Re: [PATCH v3 2/5] migration: Create MigrationState active field
Posted by Juan Quintela 6 years ago
"Dr. David Alan Gilbert" <dgilbert@redhat.com> wrote:
> * Juan Quintela (quintela@redhat.com) wrote:
>> Right now, there is no easy way to dectect if we have already
>> cancelled/finished/failed a migration.  This field is setup to true
>> when we start a migration, and it is set to false as soon as we stop
>> it.
>> 
>> It fixes a real bug, in ram_save_iterate() we call functions that
>> wrote to the channel even if we know that migration has stopped for
>> any reason.  This gives problems with multifd because we need to
>> synchronize various semoaphores that we don't want to take.
>> 
>> Signed-off-by: Juan Quintela <quintela@redhat.com>
>
> Why can't you use migration_is_active() in the ram.c case?
> My preference would be just to stick with something derived
> from the state rather than tacking another state bit on.

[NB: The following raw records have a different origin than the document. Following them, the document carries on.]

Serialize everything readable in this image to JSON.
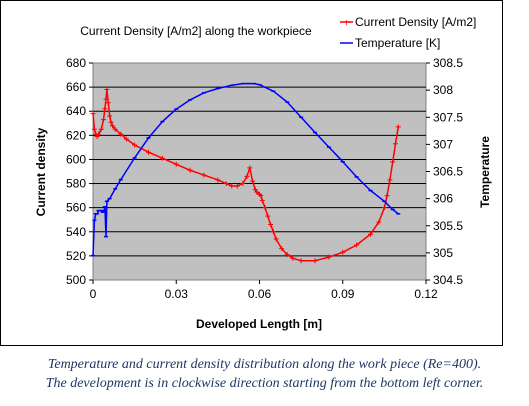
{
  "chart_data": {
    "type": "line",
    "title": "Current Density [A/m2] along the workpiece",
    "xlabel": "Developed Length [m]",
    "ylabel": "Current density",
    "y2label": "Temperature",
    "xlim": [
      0,
      0.12
    ],
    "ylim": [
      500,
      680
    ],
    "y2lim": [
      304.5,
      308.5
    ],
    "x_ticks": [
      "0",
      "0.03",
      "0.06",
      "0.09",
      "0.12"
    ],
    "y_ticks": [
      "500",
      "520",
      "540",
      "560",
      "580",
      "600",
      "620",
      "640",
      "660",
      "680"
    ],
    "y2_ticks": [
      "304.5",
      "305",
      "305.5",
      "306",
      "306.5",
      "307",
      "307.5",
      "308",
      "308.5"
    ],
    "grid": true,
    "plot_background": "#c0c0c0",
    "legend_position": "top-right",
    "series": [
      {
        "name": "Current Density [A/m2]",
        "axis": "left",
        "color": "#ff0000",
        "marker": "plus",
        "x": [
          0.0,
          0.0005,
          0.001,
          0.0015,
          0.002,
          0.003,
          0.0038,
          0.0043,
          0.0047,
          0.005,
          0.0055,
          0.006,
          0.0065,
          0.007,
          0.008,
          0.01,
          0.012,
          0.015,
          0.02,
          0.025,
          0.03,
          0.035,
          0.04,
          0.045,
          0.048,
          0.05,
          0.052,
          0.054,
          0.0555,
          0.0565,
          0.0575,
          0.0585,
          0.059,
          0.06,
          0.0605,
          0.061,
          0.062,
          0.063,
          0.064,
          0.065,
          0.066,
          0.068,
          0.07,
          0.072,
          0.075,
          0.08,
          0.085,
          0.09,
          0.095,
          0.1,
          0.103,
          0.105,
          0.106,
          0.107,
          0.108,
          0.109,
          0.11
        ],
        "y": [
          638,
          625,
          621,
          619,
          621,
          625,
          633,
          642,
          650,
          658,
          647,
          636,
          631,
          628,
          625,
          621,
          617,
          612,
          606,
          601,
          596,
          591,
          587,
          583,
          580,
          578,
          578,
          580,
          586,
          593,
          582,
          575,
          573,
          571,
          570,
          566,
          560,
          553,
          546,
          540,
          534,
          526,
          521,
          518,
          516,
          516,
          519,
          523,
          529,
          538,
          548,
          560,
          570,
          583,
          598,
          613,
          627
        ]
      },
      {
        "name": "Temperature [K]",
        "axis": "right",
        "color": "#0000ff",
        "marker": "dash",
        "x": [
          0.0,
          0.0005,
          0.001,
          0.0015,
          0.002,
          0.003,
          0.0035,
          0.004,
          0.0043,
          0.0047,
          0.005,
          0.006,
          0.008,
          0.01,
          0.015,
          0.02,
          0.025,
          0.03,
          0.035,
          0.04,
          0.045,
          0.05,
          0.054,
          0.056,
          0.058,
          0.06,
          0.065,
          0.07,
          0.075,
          0.08,
          0.085,
          0.09,
          0.095,
          0.1,
          0.105,
          0.108,
          0.11
        ],
        "y": [
          304.95,
          305.6,
          305.72,
          305.72,
          305.78,
          305.78,
          305.75,
          305.78,
          305.85,
          305.3,
          305.95,
          306.0,
          306.18,
          306.35,
          306.75,
          307.12,
          307.42,
          307.65,
          307.82,
          307.95,
          308.03,
          308.09,
          308.12,
          308.12,
          308.12,
          308.1,
          307.98,
          307.78,
          307.5,
          307.22,
          306.95,
          306.68,
          306.4,
          306.15,
          305.95,
          305.8,
          305.72
        ]
      }
    ]
  },
  "caption": {
    "line1": "Temperature and current density distribution along the work piece (Re=400).",
    "line2": "The development is in clockwise direction starting from the bottom left corner."
  }
}
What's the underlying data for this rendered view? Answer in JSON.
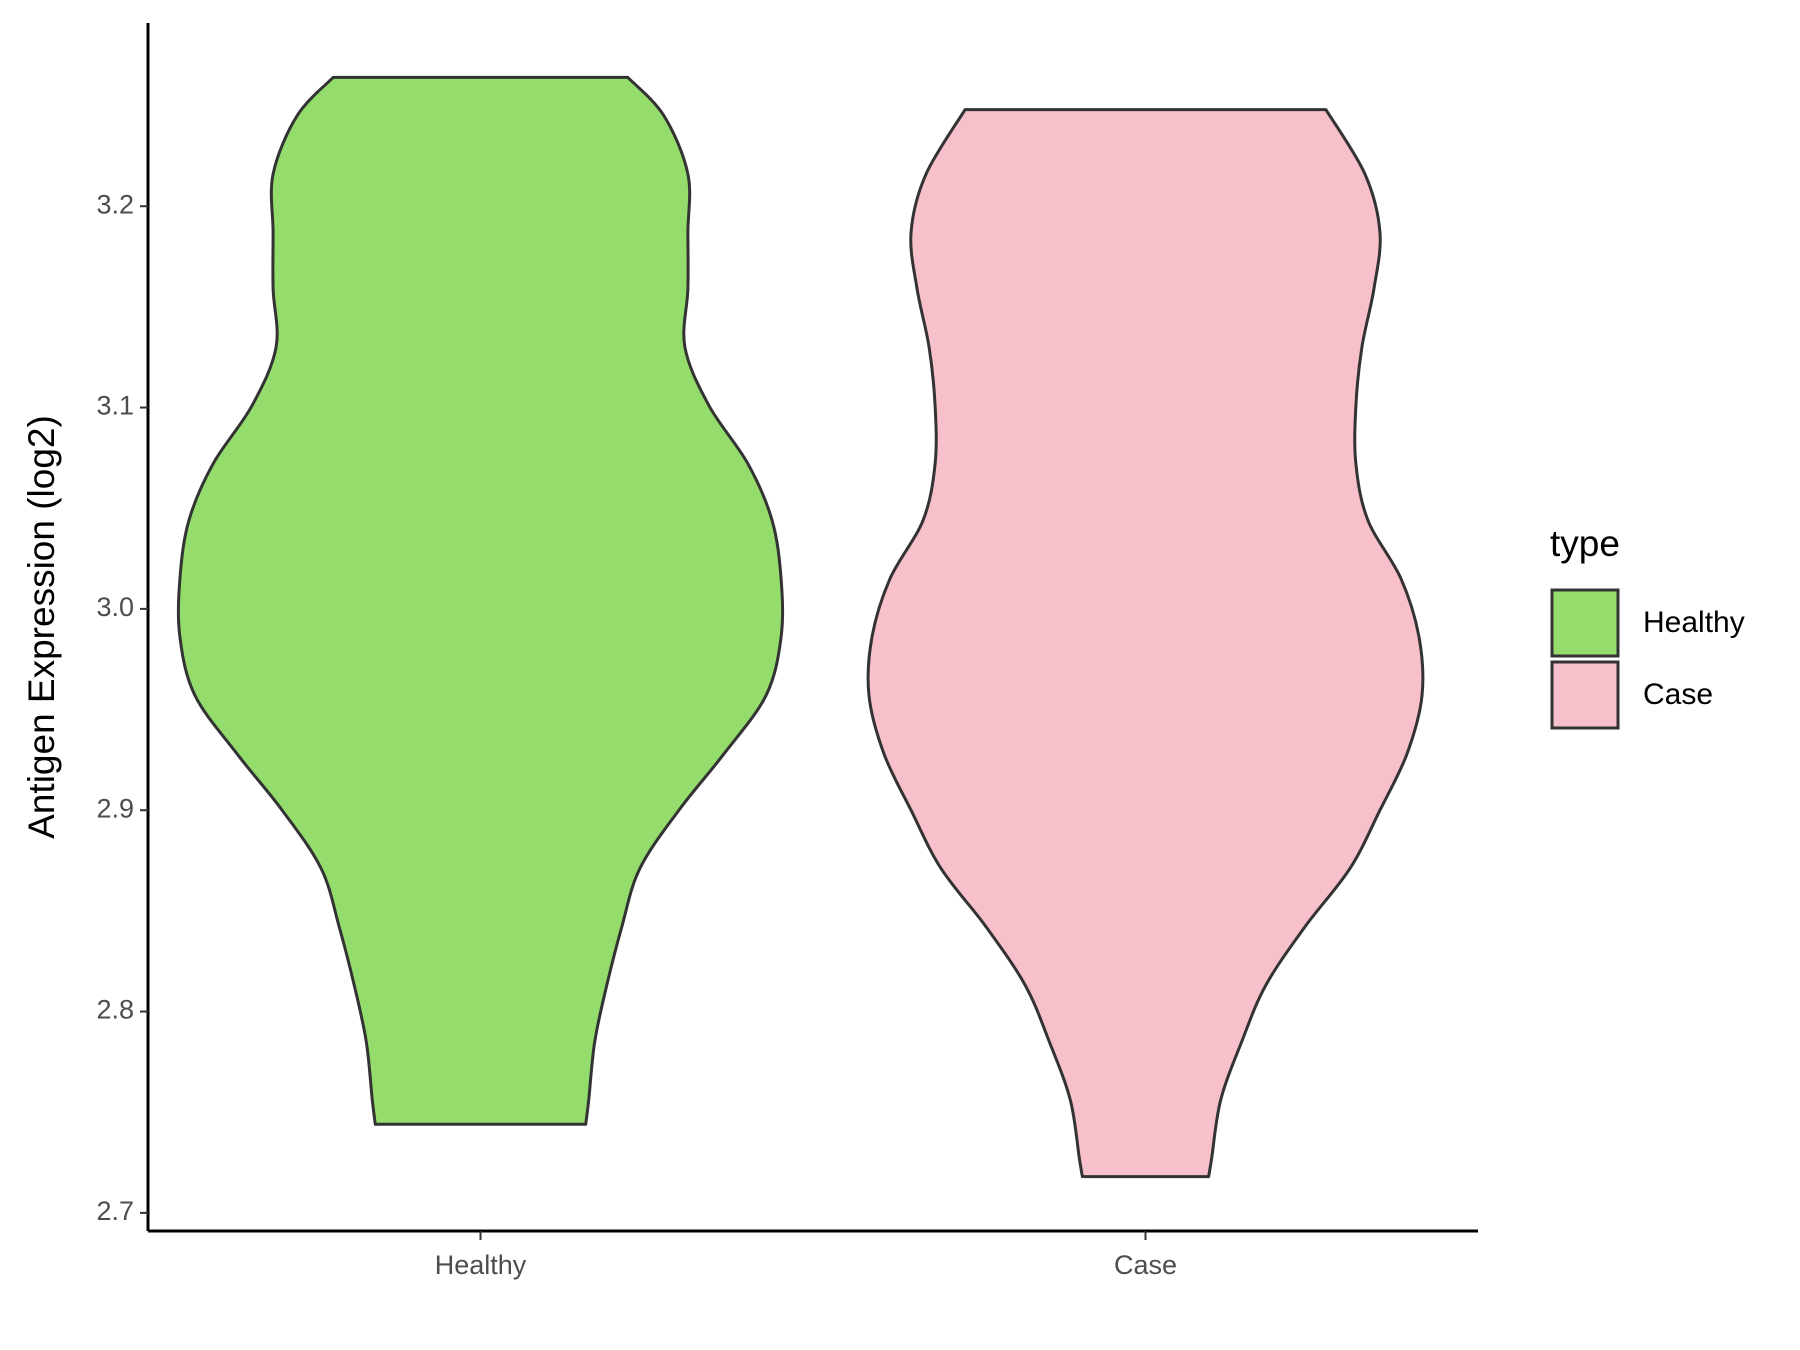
{
  "chart_data": {
    "type": "violin",
    "y_label": "Antigen Expression (log2)",
    "categories": [
      "Healthy",
      "Case"
    ],
    "legend_title": "type",
    "legend": "right",
    "ylim": [
      2.691,
      3.291
    ],
    "yticks": [
      2.7,
      2.8,
      2.9,
      {
        "value": 3.0,
        "label": "3.0"
      },
      3.1,
      3.2
    ],
    "series": [
      {
        "name": "Healthy",
        "color": "#94dc6b",
        "y": [
          3.264,
          3.245,
          3.216,
          3.187,
          3.159,
          3.13,
          3.101,
          3.072,
          3.044,
          3.015,
          2.986,
          2.957,
          2.928,
          2.9,
          2.871,
          2.842,
          2.813,
          2.785,
          2.756,
          2.744
        ],
        "density": [
          0.49,
          0.61,
          0.69,
          0.69,
          0.69,
          0.68,
          0.76,
          0.89,
          0.97,
          1.0,
          1.0,
          0.95,
          0.81,
          0.66,
          0.53,
          0.47,
          0.42,
          0.38,
          0.36,
          0.35
        ]
      },
      {
        "name": "Case",
        "color": "#f7c0cb",
        "y": [
          3.248,
          3.216,
          3.187,
          3.159,
          3.13,
          3.101,
          3.072,
          3.044,
          3.015,
          2.986,
          2.957,
          2.928,
          2.9,
          2.871,
          2.842,
          2.813,
          2.785,
          2.756,
          2.727,
          2.718
        ],
        "density": [
          0.6,
          0.73,
          0.78,
          0.76,
          0.72,
          0.7,
          0.7,
          0.74,
          0.85,
          0.91,
          0.92,
          0.87,
          0.78,
          0.68,
          0.53,
          0.4,
          0.32,
          0.25,
          0.22,
          0.21
        ]
      }
    ]
  }
}
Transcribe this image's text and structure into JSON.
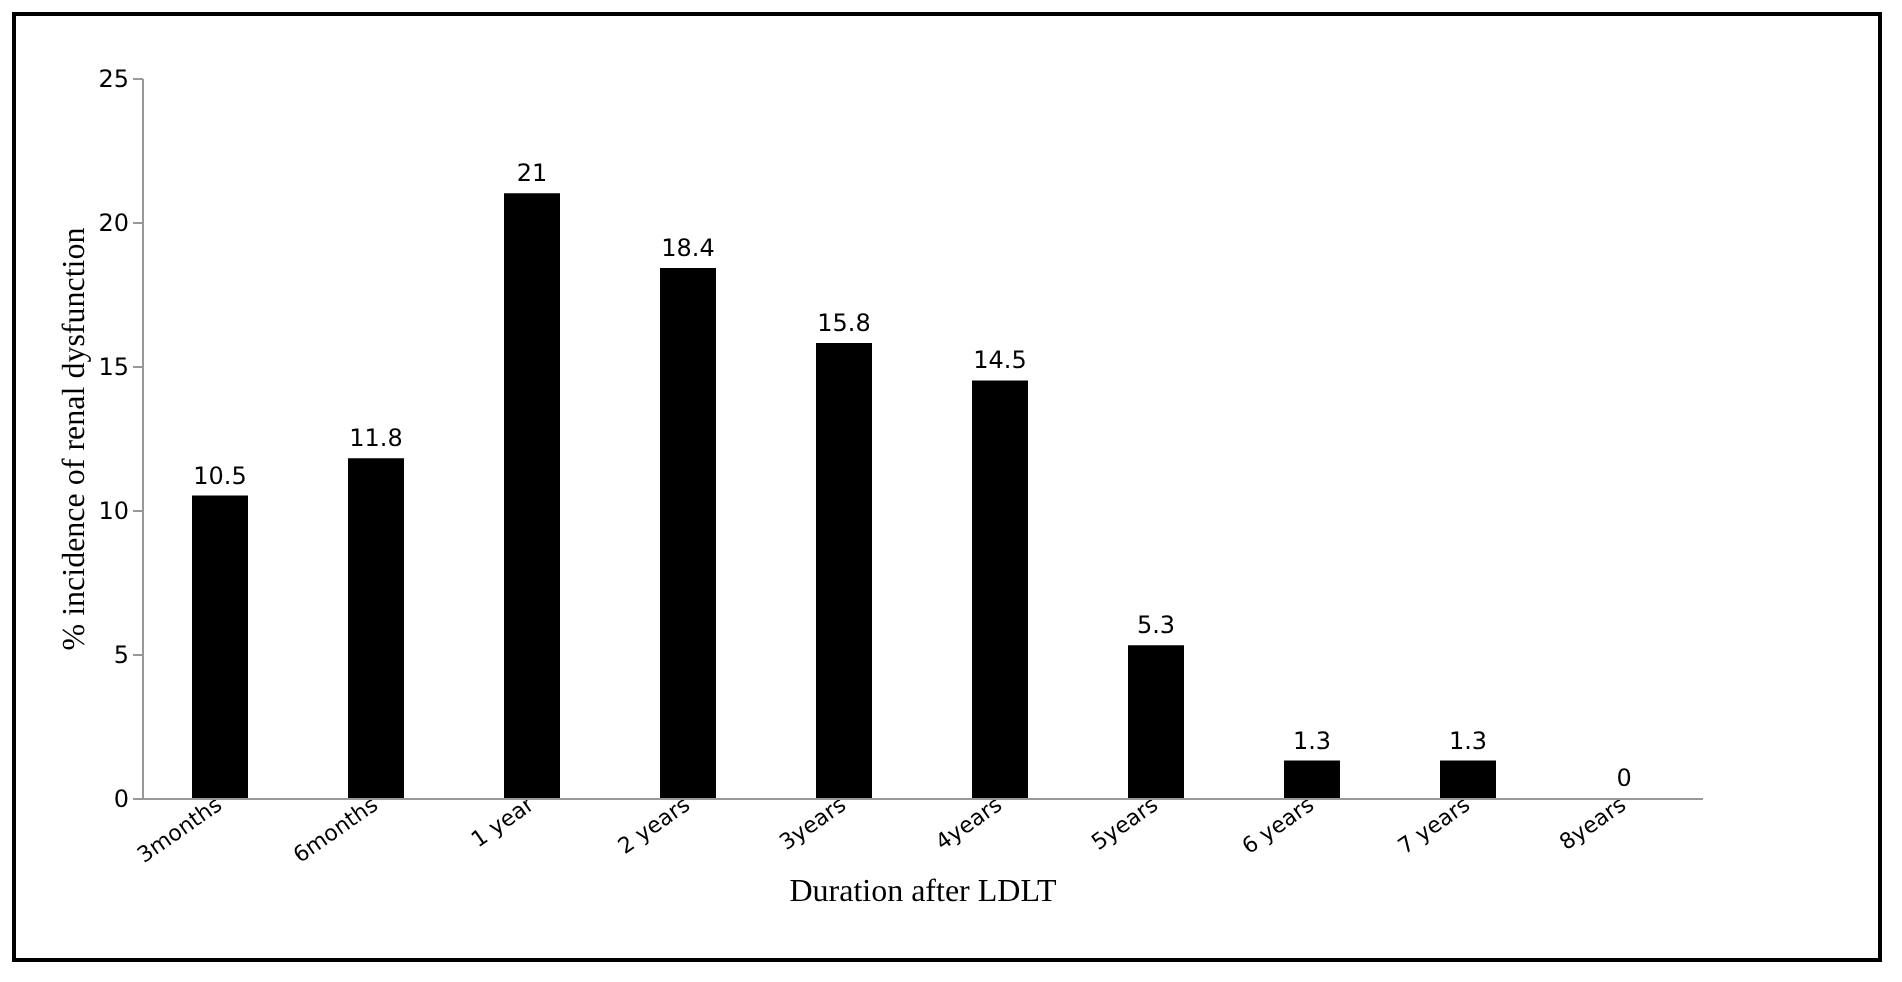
{
  "chart_data": {
    "type": "bar",
    "xlabel": "Duration after LDLT",
    "ylabel": "% incidence of renal dysfunction",
    "categories": [
      "3months",
      "6months",
      "1 year",
      "2 years",
      "3years",
      "4years",
      "5years",
      "6 years",
      "7 years",
      "8years"
    ],
    "values": [
      10.5,
      11.8,
      21,
      18.4,
      15.8,
      14.5,
      5.3,
      1.3,
      1.3,
      0
    ],
    "color": "#000000",
    "ylim": [
      0,
      25
    ],
    "yticks": [
      0,
      5,
      10,
      15,
      20,
      25
    ],
    "grid": false,
    "data_labels": true
  }
}
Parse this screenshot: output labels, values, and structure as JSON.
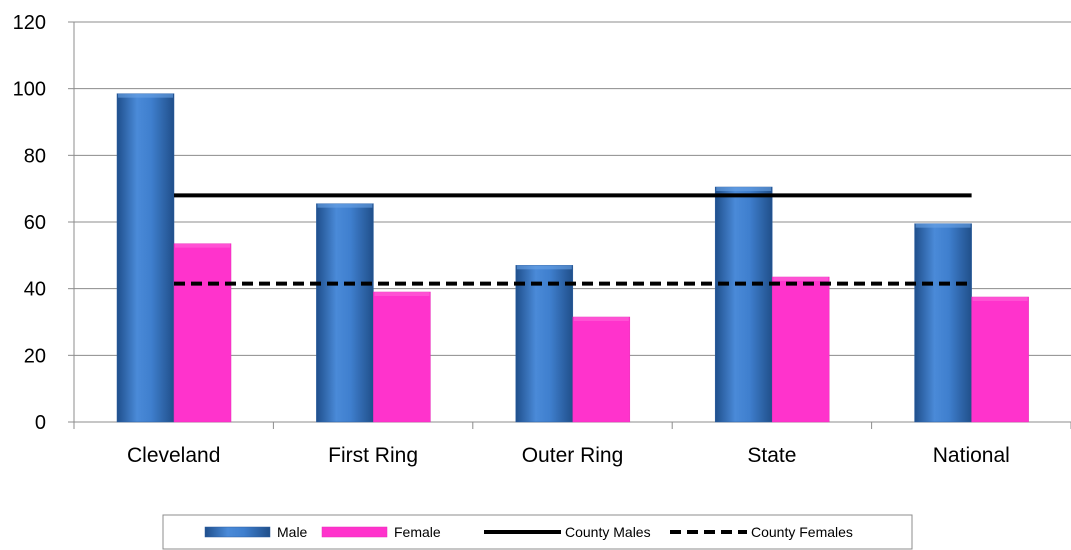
{
  "chart_data": {
    "type": "bar",
    "categories": [
      "Cleveland",
      "First Ring",
      "Outer Ring",
      "State",
      "National"
    ],
    "series": [
      {
        "name": "Male",
        "values": [
          98.5,
          65.5,
          47,
          70.5,
          59.5
        ],
        "color": "#3f7fce"
      },
      {
        "name": "Female",
        "values": [
          53.5,
          39,
          31.5,
          43.5,
          37.5
        ],
        "color": "#ff33cc"
      }
    ],
    "reference_lines": [
      {
        "name": "County Males",
        "value": 68,
        "color": "#000000",
        "style": "solid"
      },
      {
        "name": "County Females",
        "value": 41.5,
        "color": "#000000",
        "style": "dashed"
      }
    ],
    "ylim": [
      0,
      120
    ],
    "yticks": [
      "0",
      "20",
      "40",
      "60",
      "80",
      "100",
      "120"
    ],
    "grid": true,
    "legend_position": "bottom",
    "title": "",
    "xlabel": "",
    "ylabel": ""
  }
}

My plan was to go the other way around.
We need to use the state with atomics, I wanted a single way of deciding
if we are/or not in the middle of a migration.  Just now it is too
confusing on my opinion.

>> ---
>>  migration/migration.c | 5 +++++
>>  migration/migration.h | 5 +++++
>>  migration/ram.c       | 2 +-
>>  migration/savevm.c    | 2 ++
>>  4 files changed, 13 insertions(+), 1 deletion(-)
>> 
>> diff --git a/migration/migration.c b/migration/migration.c
>> index 990bff00c0..60bc8710b6 100644
>> --- a/migration/migration.c
>> +++ b/migration/migration.c
>> @@ -1583,6 +1583,8 @@ static void migrate_fd_cancel(MigrationState *s)
>>      QEMUFile *f = migrate_get_current()->to_dst_file;
>>      trace_migrate_fd_cancel();
>>  
>> +    s->active = false;
>> +
>>      if (s->rp_state.from_dst_file) {
>>          /* shutdown the rp socket, so causing the rp thread to shutdown */
>>          qemu_file_shutdown(s->rp_state.from_dst_file);
>> @@ -2834,6 +2836,7 @@ static void migration_completion(MigrationState *s)
>>      }
>>  
>>      if (!migrate_colo_enabled()) {
>> +        s->active = false;
>>          migrate_set_state(&s->state, current_active_state,
>>                            MIGRATION_STATUS_COMPLETED);
>
> You've not always got these two the same way around - i.e. do you change
> the state first or do you set the active state first?  I think it needs
> to be consistent.

Ok.

Thanks, Juan.


Re: [PATCH v3 2/5] migration: Create MigrationState active field
Posted by Juan Quintela 6 years ago
"Dr. David Alan Gilbert" <dgilbert@redhat.com> wrote:
> * Juan Quintela (quintela@redhat.com) wrote:
>> Right now, there is no easy way to dectect if we have already
>> cancelled/finished/failed a migration.  This field is setup to true
>> when we start a migration, and it is set to false as soon as we stop
>> it.
>> 
>> It fixes a real bug, in ram_save_iterate() we call functions that
>> wrote to the channel even if we know that migration has stopped for
>> any reason.  This gives problems with multifd because we need to
>> synchronize various semoaphores that we don't want to take.
>> 
>> Signed-off-by: Juan Quintela <quintela@redhat.com>
>
> Why can't you use migration_is_active() in the ram.c case?
> My preference would be just to stick with something derived
> from the state rather than tacking another state bit on.

Trying to redo this as something more reasonable.
Problem that I was trying to do is being sure that we know in what state
we are.  Real migration states are:

- NOT_STARTED: We haven't even started
- SETUP: We have started with local stuff but haven't yet transmitted
  anything
- ACTIVE: Migration is donig well, we are trasnmitting data
- FINISHED: We have finished migration (COMPLETED/FAILED/CANCELLED/CANCELLING)
- COLO: Yet a completelly different can of worms

To make things even more interesting, we export ->state, so code can do
whatever they want with that variable.

What do we need in a lot of places:
- migration_is_running() (i.e. channel is still open).

And we go left and right to be sure what is going on.

>> @@ -2834,6 +2836,7 @@ static void migration_completion(MigrationState *s)
>>      }
>>  
>>      if (!migrate_colo_enabled()) {
>> +        s->active = false;
>>          migrate_set_state(&s->state, current_active_state,
>>                            MIGRATION_STATUS_COMPLETED);
>
> You've not always got these two the same way around - i.e. do you change
> the state first or do you set the active state first?  I think it needs
> to be consistent.

As said, I will try to move that to inside migrate_set_state()

thanks, Juan.